Tam, the last male Sumatran rhino in Malaysia, died and left a female rhino as the last of its species in the country, authorities reported.
“Regrettably, Tam died at mid-day, around noon on Monday (May 27). Invariably, everything that could possibly have been done, was done, and executed with great love and dedication,” Datuk Christina Liew, the tourism, culture and environment minister of Malaysia said.
“His last weeks involved the most intense palliative care humanly possible, rendered by the Borneo Rhino Alliance (BORA) team under veterinarian Dr. Zainal Zahari Zainuddin, at the Borneo Rhino Sanctuary in Tabin Wildlife Reserve, Lahad Datu,” she added.
The rhino was just around 20 years old when it was captured by the wildlife team back in August 2008. His name, Tam, came from the Kertam palm oil plantation in Sabah, where he was caught.
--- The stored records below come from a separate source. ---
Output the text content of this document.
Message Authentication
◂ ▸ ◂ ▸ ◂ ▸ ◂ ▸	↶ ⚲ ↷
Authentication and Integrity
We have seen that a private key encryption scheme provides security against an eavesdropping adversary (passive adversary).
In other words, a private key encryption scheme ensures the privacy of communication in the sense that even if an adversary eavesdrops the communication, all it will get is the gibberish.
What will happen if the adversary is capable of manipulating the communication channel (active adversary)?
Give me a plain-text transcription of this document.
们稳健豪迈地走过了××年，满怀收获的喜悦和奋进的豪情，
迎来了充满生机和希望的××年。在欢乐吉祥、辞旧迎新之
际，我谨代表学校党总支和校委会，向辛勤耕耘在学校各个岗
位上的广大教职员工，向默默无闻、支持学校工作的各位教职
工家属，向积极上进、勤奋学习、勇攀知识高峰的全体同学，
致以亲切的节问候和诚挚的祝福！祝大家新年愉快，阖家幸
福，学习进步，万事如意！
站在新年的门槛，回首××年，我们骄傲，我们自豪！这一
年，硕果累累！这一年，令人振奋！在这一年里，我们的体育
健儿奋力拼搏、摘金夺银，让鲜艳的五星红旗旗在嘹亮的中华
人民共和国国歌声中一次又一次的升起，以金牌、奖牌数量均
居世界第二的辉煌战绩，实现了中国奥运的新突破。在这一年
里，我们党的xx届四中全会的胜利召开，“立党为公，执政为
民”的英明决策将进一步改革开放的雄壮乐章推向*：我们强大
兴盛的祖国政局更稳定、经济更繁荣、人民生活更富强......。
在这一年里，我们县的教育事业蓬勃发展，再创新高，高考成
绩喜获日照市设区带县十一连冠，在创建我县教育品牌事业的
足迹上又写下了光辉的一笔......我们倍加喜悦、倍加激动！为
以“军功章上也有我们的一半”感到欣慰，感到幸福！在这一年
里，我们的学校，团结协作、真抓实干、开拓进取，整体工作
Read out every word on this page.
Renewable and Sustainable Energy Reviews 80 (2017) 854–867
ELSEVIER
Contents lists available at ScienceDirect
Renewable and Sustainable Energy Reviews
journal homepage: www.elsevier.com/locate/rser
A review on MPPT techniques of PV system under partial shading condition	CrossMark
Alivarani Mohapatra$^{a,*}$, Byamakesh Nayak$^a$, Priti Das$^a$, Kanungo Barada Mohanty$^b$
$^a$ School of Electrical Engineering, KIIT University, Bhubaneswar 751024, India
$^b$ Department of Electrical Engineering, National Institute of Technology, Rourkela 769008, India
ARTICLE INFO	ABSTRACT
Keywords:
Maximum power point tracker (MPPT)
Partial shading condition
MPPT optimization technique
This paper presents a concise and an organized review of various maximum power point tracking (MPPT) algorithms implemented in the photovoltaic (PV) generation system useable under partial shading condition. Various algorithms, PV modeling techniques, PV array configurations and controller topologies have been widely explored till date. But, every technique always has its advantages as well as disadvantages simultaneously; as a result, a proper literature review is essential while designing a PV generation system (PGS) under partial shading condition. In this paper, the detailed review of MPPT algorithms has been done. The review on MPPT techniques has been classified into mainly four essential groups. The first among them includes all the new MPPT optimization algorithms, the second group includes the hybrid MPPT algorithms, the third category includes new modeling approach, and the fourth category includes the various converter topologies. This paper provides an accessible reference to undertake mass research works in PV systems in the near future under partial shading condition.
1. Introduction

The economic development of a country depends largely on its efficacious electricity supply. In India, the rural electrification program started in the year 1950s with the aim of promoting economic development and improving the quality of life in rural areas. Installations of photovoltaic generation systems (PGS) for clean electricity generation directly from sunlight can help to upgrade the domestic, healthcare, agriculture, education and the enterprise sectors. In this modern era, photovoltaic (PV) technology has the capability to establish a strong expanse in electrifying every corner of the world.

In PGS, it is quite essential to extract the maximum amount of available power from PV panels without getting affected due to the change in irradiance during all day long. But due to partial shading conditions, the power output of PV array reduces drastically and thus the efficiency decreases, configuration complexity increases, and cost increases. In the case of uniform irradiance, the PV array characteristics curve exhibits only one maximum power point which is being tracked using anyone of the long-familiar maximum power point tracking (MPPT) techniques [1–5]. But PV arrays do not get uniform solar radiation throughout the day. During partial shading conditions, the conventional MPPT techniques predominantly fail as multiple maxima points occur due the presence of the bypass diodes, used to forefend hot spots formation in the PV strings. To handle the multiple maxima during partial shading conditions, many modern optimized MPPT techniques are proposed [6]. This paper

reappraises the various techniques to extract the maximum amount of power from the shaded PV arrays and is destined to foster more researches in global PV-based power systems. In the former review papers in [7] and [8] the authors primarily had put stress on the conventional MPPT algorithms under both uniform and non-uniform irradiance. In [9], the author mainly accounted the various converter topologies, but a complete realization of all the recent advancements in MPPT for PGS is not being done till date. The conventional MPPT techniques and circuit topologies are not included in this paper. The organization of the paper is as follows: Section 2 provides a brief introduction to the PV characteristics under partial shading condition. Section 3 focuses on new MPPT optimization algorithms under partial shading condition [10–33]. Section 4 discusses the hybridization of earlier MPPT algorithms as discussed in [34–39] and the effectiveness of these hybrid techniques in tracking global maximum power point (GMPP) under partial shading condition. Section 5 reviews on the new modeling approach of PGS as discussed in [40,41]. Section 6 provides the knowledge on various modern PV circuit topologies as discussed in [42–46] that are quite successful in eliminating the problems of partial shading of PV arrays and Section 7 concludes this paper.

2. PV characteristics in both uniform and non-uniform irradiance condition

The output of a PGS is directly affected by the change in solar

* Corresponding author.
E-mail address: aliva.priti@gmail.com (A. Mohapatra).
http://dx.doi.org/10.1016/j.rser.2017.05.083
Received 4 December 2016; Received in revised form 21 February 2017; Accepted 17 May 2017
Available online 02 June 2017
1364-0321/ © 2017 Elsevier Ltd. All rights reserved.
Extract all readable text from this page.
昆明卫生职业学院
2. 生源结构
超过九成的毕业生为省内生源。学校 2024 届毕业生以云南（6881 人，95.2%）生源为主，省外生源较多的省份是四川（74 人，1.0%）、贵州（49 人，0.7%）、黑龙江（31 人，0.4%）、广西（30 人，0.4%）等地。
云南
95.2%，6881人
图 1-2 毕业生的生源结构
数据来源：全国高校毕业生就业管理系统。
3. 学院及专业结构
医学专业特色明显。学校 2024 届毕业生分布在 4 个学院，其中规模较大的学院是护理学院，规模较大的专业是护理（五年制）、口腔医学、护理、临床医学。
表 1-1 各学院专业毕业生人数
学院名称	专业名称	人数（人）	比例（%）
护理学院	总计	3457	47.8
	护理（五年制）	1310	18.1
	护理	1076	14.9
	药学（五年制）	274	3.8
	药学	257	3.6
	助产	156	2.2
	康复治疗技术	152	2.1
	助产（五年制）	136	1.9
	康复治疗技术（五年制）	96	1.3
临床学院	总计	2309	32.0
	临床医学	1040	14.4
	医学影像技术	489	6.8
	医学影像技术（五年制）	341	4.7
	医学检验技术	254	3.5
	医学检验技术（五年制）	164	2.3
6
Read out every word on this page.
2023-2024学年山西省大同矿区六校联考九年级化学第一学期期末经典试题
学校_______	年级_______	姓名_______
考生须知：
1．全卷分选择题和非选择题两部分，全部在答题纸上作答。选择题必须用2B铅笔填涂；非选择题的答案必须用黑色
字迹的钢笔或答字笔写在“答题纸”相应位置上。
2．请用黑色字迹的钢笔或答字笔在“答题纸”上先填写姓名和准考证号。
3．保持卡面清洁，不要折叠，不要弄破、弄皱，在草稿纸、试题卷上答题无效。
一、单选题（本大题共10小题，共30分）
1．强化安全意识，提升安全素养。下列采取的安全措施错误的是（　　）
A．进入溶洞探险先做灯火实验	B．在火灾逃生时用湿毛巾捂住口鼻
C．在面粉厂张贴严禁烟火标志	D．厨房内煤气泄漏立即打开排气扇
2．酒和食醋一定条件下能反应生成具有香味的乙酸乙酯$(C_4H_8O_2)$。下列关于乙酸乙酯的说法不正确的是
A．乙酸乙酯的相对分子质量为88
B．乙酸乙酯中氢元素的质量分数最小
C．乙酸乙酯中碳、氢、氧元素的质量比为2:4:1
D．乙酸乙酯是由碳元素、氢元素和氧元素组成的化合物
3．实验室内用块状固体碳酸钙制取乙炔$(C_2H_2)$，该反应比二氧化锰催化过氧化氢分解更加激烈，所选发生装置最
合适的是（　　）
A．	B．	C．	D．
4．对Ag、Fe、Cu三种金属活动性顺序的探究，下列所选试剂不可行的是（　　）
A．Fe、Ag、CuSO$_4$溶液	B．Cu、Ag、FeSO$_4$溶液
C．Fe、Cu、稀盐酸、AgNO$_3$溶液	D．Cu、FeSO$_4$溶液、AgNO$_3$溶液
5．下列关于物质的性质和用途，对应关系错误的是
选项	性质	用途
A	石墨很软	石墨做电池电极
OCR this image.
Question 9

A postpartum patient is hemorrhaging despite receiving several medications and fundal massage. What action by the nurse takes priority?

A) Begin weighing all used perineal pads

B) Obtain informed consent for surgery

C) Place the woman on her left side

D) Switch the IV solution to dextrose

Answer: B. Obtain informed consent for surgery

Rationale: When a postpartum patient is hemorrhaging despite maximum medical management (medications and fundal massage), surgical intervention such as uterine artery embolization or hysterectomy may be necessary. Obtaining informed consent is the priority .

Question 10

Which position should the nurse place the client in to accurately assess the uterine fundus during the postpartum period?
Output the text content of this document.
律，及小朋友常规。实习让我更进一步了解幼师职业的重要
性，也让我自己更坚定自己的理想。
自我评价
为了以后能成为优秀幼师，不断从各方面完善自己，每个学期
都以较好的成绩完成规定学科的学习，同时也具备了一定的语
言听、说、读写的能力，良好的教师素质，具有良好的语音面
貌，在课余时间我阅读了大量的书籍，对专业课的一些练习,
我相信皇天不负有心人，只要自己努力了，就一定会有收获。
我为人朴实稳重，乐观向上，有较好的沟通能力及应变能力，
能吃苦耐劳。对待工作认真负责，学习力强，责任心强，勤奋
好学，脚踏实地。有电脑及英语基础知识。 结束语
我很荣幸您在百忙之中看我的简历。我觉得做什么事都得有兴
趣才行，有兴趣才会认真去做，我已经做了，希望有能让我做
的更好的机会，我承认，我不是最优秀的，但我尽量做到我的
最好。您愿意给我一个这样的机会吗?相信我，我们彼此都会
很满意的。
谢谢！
Tam was the favorite of the experts and visitors, because of his calm and steady personality.
Healthy and happy, however, the rhino’s well-being abruptly declined late April this year, according to the wildlife department in the Malaysian Bornean state of Sabah.
“It is now well into old age for a Sumatran rhino,” Augustine Tuuga, the director of the department, said in a statement last week. He added that Tam had also suffered from multiple organ failures.
Iman, the last surviving female Sumatran rhino (Dicerorhinus sumatrensis) in Malaysia, is left as the last rhino in Malaysia. She was captured in 2014 for a possible captive-breeding program, but she never produced any offspring nor did she have any viable eggs.
Just like Tam, Iman’s health has also been declining after suffering from a ruptured tumor in her uterus two years ago.